In the 1960s, Pat began a community tradition that brought joy to so many. He would decorate the old ’46 Chevy tow truck with lights from the front grill to tires to the boom, a toy sack on the tow hook, and Santa waving from the driver’s seat. In recent years, this anticipated community custom has been carried on by his son, Jay, with Pat always making an appearance at the first lighting of the season as guest of honor.
Long ago, Pat discovered the secret to happiness, something many search for their entire lives: help others when they need it most. Stranded families often stayed with the O’Connells (many times on Christmas Day). Shirley became proficient at stretching a meal originally intended for four.

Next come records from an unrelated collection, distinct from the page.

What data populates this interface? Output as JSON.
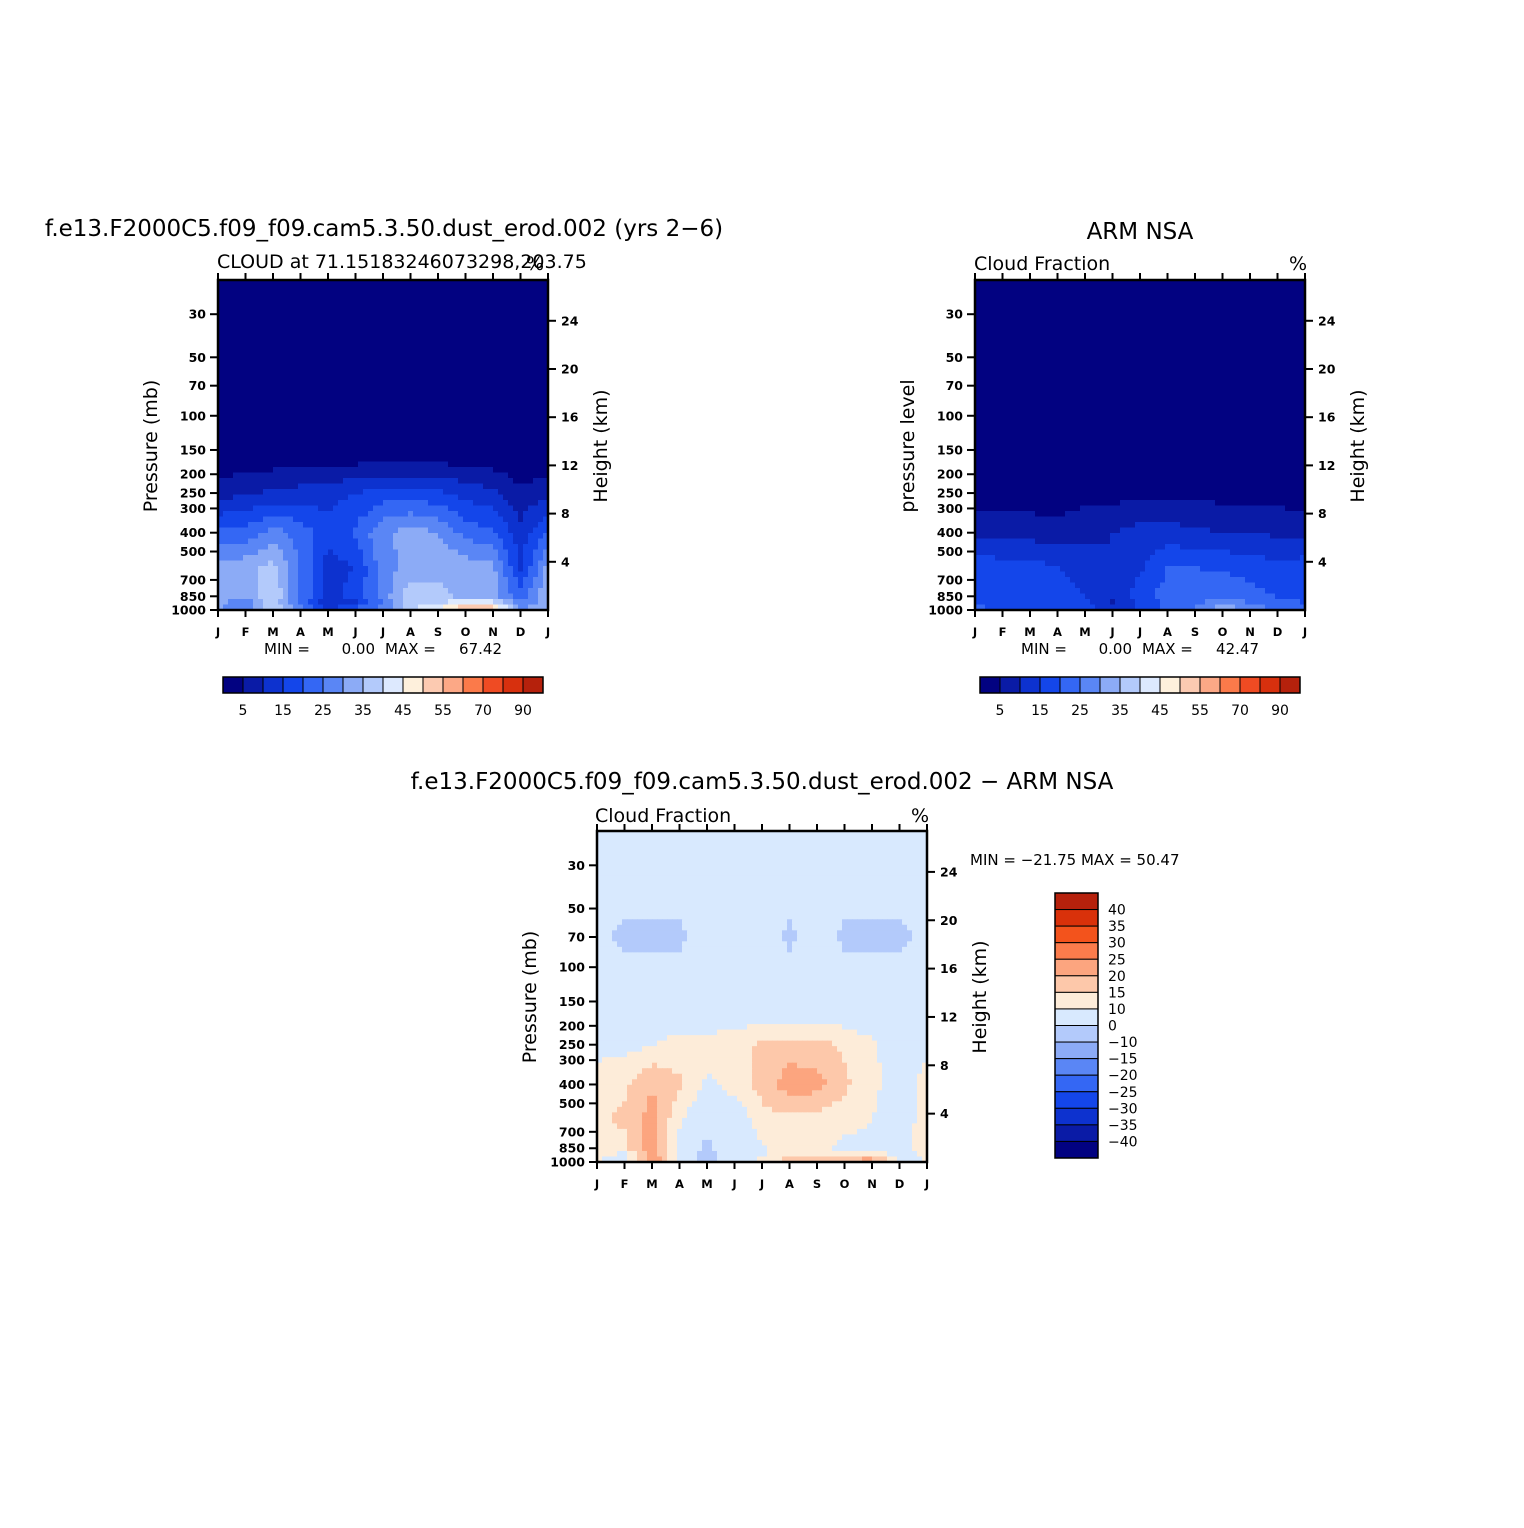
{
  "colors": {
    "cloud_scale": [
      "#020281",
      "#0a1ba6",
      "#0d32cf",
      "#1446ea",
      "#3467f4",
      "#5a86f5",
      "#8cabf6",
      "#b3cafb",
      "#dde9fe",
      "#fef0dc",
      "#fccab1",
      "#fca886",
      "#fb7a4a",
      "#ef4b23",
      "#d7300e",
      "#b5210c",
      "#8a0c06"
    ],
    "diff_scale": [
      "#020281",
      "#0a1ba6",
      "#0d32cf",
      "#1446ea",
      "#3467f4",
      "#5a86f5",
      "#8cabf6",
      "#b3cafb",
      "#d8e9fe",
      "#fdecd9",
      "#fdc8aa",
      "#fca57f",
      "#fb7c4c",
      "#f3531c",
      "#d9310a",
      "#b6210c",
      "#8a0c06"
    ]
  },
  "months": [
    "J",
    "F",
    "M",
    "A",
    "M",
    "J",
    "J",
    "A",
    "S",
    "O",
    "N",
    "D",
    "J"
  ],
  "pressure_ticks": [
    "30",
    "50",
    "70",
    "100",
    "150",
    "200",
    "250",
    "300",
    "400",
    "500",
    "700",
    "850",
    "1000"
  ],
  "height_ticks": [
    "24",
    "20",
    "16",
    "12",
    "8",
    "4"
  ],
  "panels": {
    "model": {
      "case_title": "f.e13.F2000C5.f09_f09.cam5.3.50.dust_erod.002 (yrs 2−6)",
      "left_label": "CLOUD at 71.15183246073298,203.75",
      "right_label": "%",
      "ylabel": "Pressure (mb)",
      "ylabel_right": "Height (km)",
      "min_label": "MIN =",
      "min_value": "0.00",
      "max_label": "MAX =",
      "max_value": "67.42",
      "cb_labels": [
        "5",
        "15",
        "25",
        "35",
        "45",
        "55",
        "70",
        "90"
      ]
    },
    "obs": {
      "case_title": "ARM NSA",
      "left_label": "Cloud Fraction",
      "right_label": "%",
      "ylabel": "pressure level",
      "ylabel_right": "Height (km)",
      "min_label": "MIN =",
      "min_value": "0.00",
      "max_label": "MAX =",
      "max_value": "42.47",
      "cb_labels": [
        "5",
        "15",
        "25",
        "35",
        "45",
        "55",
        "70",
        "90"
      ]
    },
    "diff": {
      "case_title": "f.e13.F2000C5.f09_f09.cam5.3.50.dust_erod.002 − ARM NSA",
      "left_label": "Cloud Fraction",
      "right_label": "%",
      "ylabel": "Pressure (mb)",
      "ylabel_right": "Height (km)",
      "stat_text": "MIN = −21.75 MAX =  50.47",
      "cb_labels": [
        "40",
        "35",
        "30",
        "25",
        "20",
        "15",
        "10",
        "0",
        "−10",
        "−15",
        "−20",
        "−25",
        "−30",
        "−35",
        "−40"
      ]
    }
  },
  "chart_data": [
    {
      "type": "heatmap",
      "title": "f.e13.F2000C5.f09_f09.cam5.3.50.dust_erod.002 (yrs 2−6)",
      "subtitle": "CLOUD at 71.15183246073298,203.75",
      "units": "%",
      "x": [
        "J",
        "F",
        "M",
        "A",
        "M",
        "J",
        "J",
        "A",
        "S",
        "O",
        "N",
        "D",
        "J"
      ],
      "ylabel": "Pressure (mb)",
      "ylabel_right": "Height (km)",
      "ylim": [
        1000,
        20
      ],
      "yscale": "log",
      "levels": [
        5,
        10,
        15,
        20,
        25,
        30,
        35,
        40,
        45,
        50,
        55,
        60,
        70,
        80,
        90,
        100
      ],
      "level_labels": [
        "5",
        "15",
        "25",
        "35",
        "45",
        "55",
        "70",
        "90"
      ],
      "min": 0.0,
      "max": 67.42,
      "pressure_levels": [
        30,
        70,
        150,
        250,
        400,
        600,
        850,
        950,
        1000
      ],
      "values": [
        [
          0,
          0,
          0,
          0,
          0,
          0,
          0,
          0,
          0,
          0,
          0,
          0,
          0
        ],
        [
          0,
          0,
          0,
          0,
          0,
          0,
          0,
          0,
          0,
          0,
          0,
          0,
          0
        ],
        [
          0,
          0,
          0,
          0,
          0,
          0,
          0,
          0,
          0,
          0,
          0,
          0,
          0
        ],
        [
          8,
          9,
          11,
          12,
          13,
          15,
          17,
          17,
          16,
          13,
          11,
          6,
          8
        ],
        [
          21,
          22,
          27,
          23,
          17,
          21,
          29,
          33,
          30,
          23,
          21,
          12,
          21
        ],
        [
          32,
          33,
          37,
          24,
          13,
          15,
          28,
          31,
          34,
          33,
          31,
          14,
          32
        ],
        [
          34,
          31,
          40,
          24,
          13,
          17,
          27,
          39,
          36,
          34,
          33,
          22,
          34
        ],
        [
          31,
          24,
          38,
          23,
          9,
          13,
          25,
          37,
          41,
          48,
          47,
          28,
          31
        ],
        [
          31,
          32,
          42,
          30,
          16,
          30,
          30,
          40,
          50,
          58,
          55,
          32,
          31
        ]
      ]
    },
    {
      "type": "heatmap",
      "title": "ARM NSA",
      "subtitle": "Cloud Fraction",
      "units": "%",
      "x": [
        "J",
        "F",
        "M",
        "A",
        "M",
        "J",
        "J",
        "A",
        "S",
        "O",
        "N",
        "D",
        "J"
      ],
      "ylabel": "pressure level",
      "ylabel_right": "Height (km)",
      "ylim": [
        1000,
        20
      ],
      "yscale": "log",
      "levels": [
        5,
        10,
        15,
        20,
        25,
        30,
        35,
        40,
        45,
        50,
        55,
        60,
        70,
        80,
        90,
        100
      ],
      "level_labels": [
        "5",
        "15",
        "25",
        "35",
        "45",
        "55",
        "70",
        "90"
      ],
      "min": 0.0,
      "max": 42.47,
      "pressure_levels": [
        30,
        70,
        150,
        250,
        400,
        600,
        850,
        950,
        1000
      ],
      "values": [
        [
          0,
          0,
          0,
          0,
          0,
          0,
          0,
          0,
          0,
          0,
          0,
          0,
          0
        ],
        [
          0,
          0,
          0,
          0,
          0,
          0,
          0,
          0,
          0,
          0,
          0,
          0,
          0
        ],
        [
          0,
          0,
          0,
          0,
          0,
          0,
          0,
          0,
          0,
          0,
          0,
          0,
          0
        ],
        [
          2,
          2,
          2,
          2,
          3,
          3,
          4,
          4,
          4,
          3,
          3,
          3,
          2
        ],
        [
          8,
          9,
          8,
          7,
          9,
          10,
          12,
          12,
          11,
          10,
          10,
          9,
          8
        ],
        [
          18,
          17,
          17,
          15,
          13,
          10,
          14,
          20,
          20,
          19,
          18,
          16,
          18
        ],
        [
          19,
          18,
          16,
          17,
          15,
          10,
          18,
          22,
          23,
          24,
          22,
          20,
          19
        ],
        [
          20,
          18,
          17,
          16,
          17,
          9,
          16,
          21,
          24,
          30,
          26,
          22,
          20
        ],
        [
          22,
          20,
          18,
          17,
          18,
          12,
          18,
          22,
          26,
          38,
          30,
          24,
          22
        ]
      ]
    },
    {
      "type": "heatmap",
      "title": "f.e13.F2000C5.f09_f09.cam5.3.50.dust_erod.002 − ARM NSA",
      "subtitle": "Cloud Fraction",
      "units": "%",
      "x": [
        "J",
        "F",
        "M",
        "A",
        "M",
        "J",
        "J",
        "A",
        "S",
        "O",
        "N",
        "D",
        "J"
      ],
      "ylabel": "Pressure (mb)",
      "ylabel_right": "Height (km)",
      "ylim": [
        1000,
        20
      ],
      "yscale": "log",
      "levels": [
        -40,
        -35,
        -30,
        -25,
        -20,
        -15,
        -10,
        0,
        10,
        15,
        20,
        25,
        30,
        35,
        40
      ],
      "level_labels": [
        "40",
        "35",
        "30",
        "25",
        "20",
        "15",
        "10",
        "0",
        "−10",
        "−15",
        "−20",
        "−25",
        "−30",
        "−35",
        "−40"
      ],
      "min": -21.75,
      "max": 50.47,
      "pressure_levels": [
        30,
        70,
        150,
        250,
        400,
        600,
        850,
        950,
        1000
      ],
      "values": [
        [
          3,
          3,
          3,
          3,
          3,
          3,
          3,
          3,
          3,
          3,
          3,
          3,
          3
        ],
        [
          1,
          -1,
          -1,
          -1,
          2,
          2,
          2,
          -1,
          2,
          -1,
          -1,
          -1,
          1
        ],
        [
          4,
          4,
          3,
          4,
          4,
          4,
          4,
          4,
          4,
          4,
          4,
          4,
          4
        ],
        [
          8,
          8,
          10,
          12,
          12,
          13,
          16,
          17,
          17,
          14,
          11,
          6,
          8
        ],
        [
          13,
          14,
          20,
          16,
          9,
          12,
          17,
          23,
          22,
          16,
          12,
          6,
          13
        ],
        [
          14,
          16,
          22,
          11,
          4,
          6,
          13,
          14,
          13,
          12,
          10,
          5,
          14
        ],
        [
          14,
          13,
          24,
          8,
          -2,
          7,
          9,
          13,
          13,
          8,
          9,
          6,
          14
        ],
        [
          11,
          6,
          22,
          7,
          -5,
          4,
          9,
          15,
          16,
          18,
          18,
          8,
          11
        ],
        [
          9,
          12,
          28,
          13,
          -6,
          18,
          12,
          18,
          24,
          20,
          25,
          10,
          9
        ]
      ]
    }
  ]
}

When people would ask Pat or Shirley why they so selflessly extended this assistance to complete strangers, they would reply that they always hoped that if their sons or another loved one needed help, someone would do them the much-needed good turn.
In his final years, after a setback put him in a Visalia rehabilitation hospital and assisted living for a year, Pat was able to rebound. He lived out the last five years of his life at his beloved home, tending to his yard, attending the annual Tow Truck Lighting, and caring for cats Merle and then Sasha. And although mostly self-sufficient, this was made possible by Meals-on-Wheels, the kindness of an entire community of friends, and some wonderful home care from Gracie, Shelbi, Veronica, Lina, and especially Sandy Norris, whom he grew to love like a daughter.
Pat is survived by his son, Jay; daughter-in-law Susie; and grandsons JP (James Patrick, carrying on that old family name) and Colin Finn, all of Northridge, Calif.; his niece, Deni Doggett of Arizona; nephew Mike Herbert and wife Sally of Montana; and numerous great-nieces and great-nephews. He is also survived by his dear friend of nearly seven decades (and godmother to his son), Mary Lou Mosbacher of Tahoe, Calif.
In lieu of flowers, donations in Pat’s memory may be made to any organization devoted to helping people. Two local organizations are especially deserving: Three Rivers Bread Basket (P.O. Box 449) and Aging in Community-Three Rivers (P.O. Box 33).